Meisterkonzert in der Kreuzkirche: Ein großartiger Klavierabend mit der jungen Pianistin Olga Scheps

NÜRTINGEN. Als Glücksfall erwies sich die Einladung der jungen Pianistin Olga Scheps zu den Nürtinger Meisterkonzerten in der Kreuzkirche. Vor völlig ausverkauftem Haus brillierte die in Moskau Gebürtige am Montag mit einem Programm, das nach einer Huldigung an die romantische russische Klaviermusik schließlich bei Chopin einen bewegenden Abschluss fand.

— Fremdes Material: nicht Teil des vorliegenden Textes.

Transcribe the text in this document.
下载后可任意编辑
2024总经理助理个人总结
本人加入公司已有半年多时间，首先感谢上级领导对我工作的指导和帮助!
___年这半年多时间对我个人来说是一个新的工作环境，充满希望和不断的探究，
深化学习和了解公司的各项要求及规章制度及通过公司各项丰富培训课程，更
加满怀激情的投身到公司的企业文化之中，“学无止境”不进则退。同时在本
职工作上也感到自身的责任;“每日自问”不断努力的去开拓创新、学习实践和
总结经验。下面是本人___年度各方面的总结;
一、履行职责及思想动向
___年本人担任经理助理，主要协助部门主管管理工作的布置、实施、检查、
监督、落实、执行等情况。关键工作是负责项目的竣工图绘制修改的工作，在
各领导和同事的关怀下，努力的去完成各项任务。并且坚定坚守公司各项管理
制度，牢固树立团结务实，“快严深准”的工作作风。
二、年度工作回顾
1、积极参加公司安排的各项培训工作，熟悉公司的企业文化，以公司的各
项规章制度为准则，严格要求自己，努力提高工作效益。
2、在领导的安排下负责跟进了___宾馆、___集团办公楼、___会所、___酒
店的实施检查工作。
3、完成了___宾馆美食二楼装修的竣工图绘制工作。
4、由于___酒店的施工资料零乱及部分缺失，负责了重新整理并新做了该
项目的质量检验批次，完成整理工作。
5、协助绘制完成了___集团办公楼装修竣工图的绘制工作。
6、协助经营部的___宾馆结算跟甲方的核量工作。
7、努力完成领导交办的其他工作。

Mit samtweichem Anschlag lockte sie das Publikum anfangs, sich den „Vergessenen Weisen“ von Nikolay Karlowitsch Medtner zu nähern. Dessen „Sonata-Reminiscenza“, in den 1920er-Jahren in Deutschland entstanden, war für die Zuhörer unbekanntes Terrain, doch willig folgte man der Tastenkünstlerin durch das dreisätzige Werk.

Gekonnt verwirklichte sie die sonatenhaften Steigerungen, ließ mit pianistischem Aufbäumen Leidenschaft aufblitzen und fesselte durch ein intensiv sprechendes Piano, das in eine atemlose Stille aufseiten des gebannten Publikums mündete. Der Beifall musste sich daraus lösen wie aus einer anderen Welt.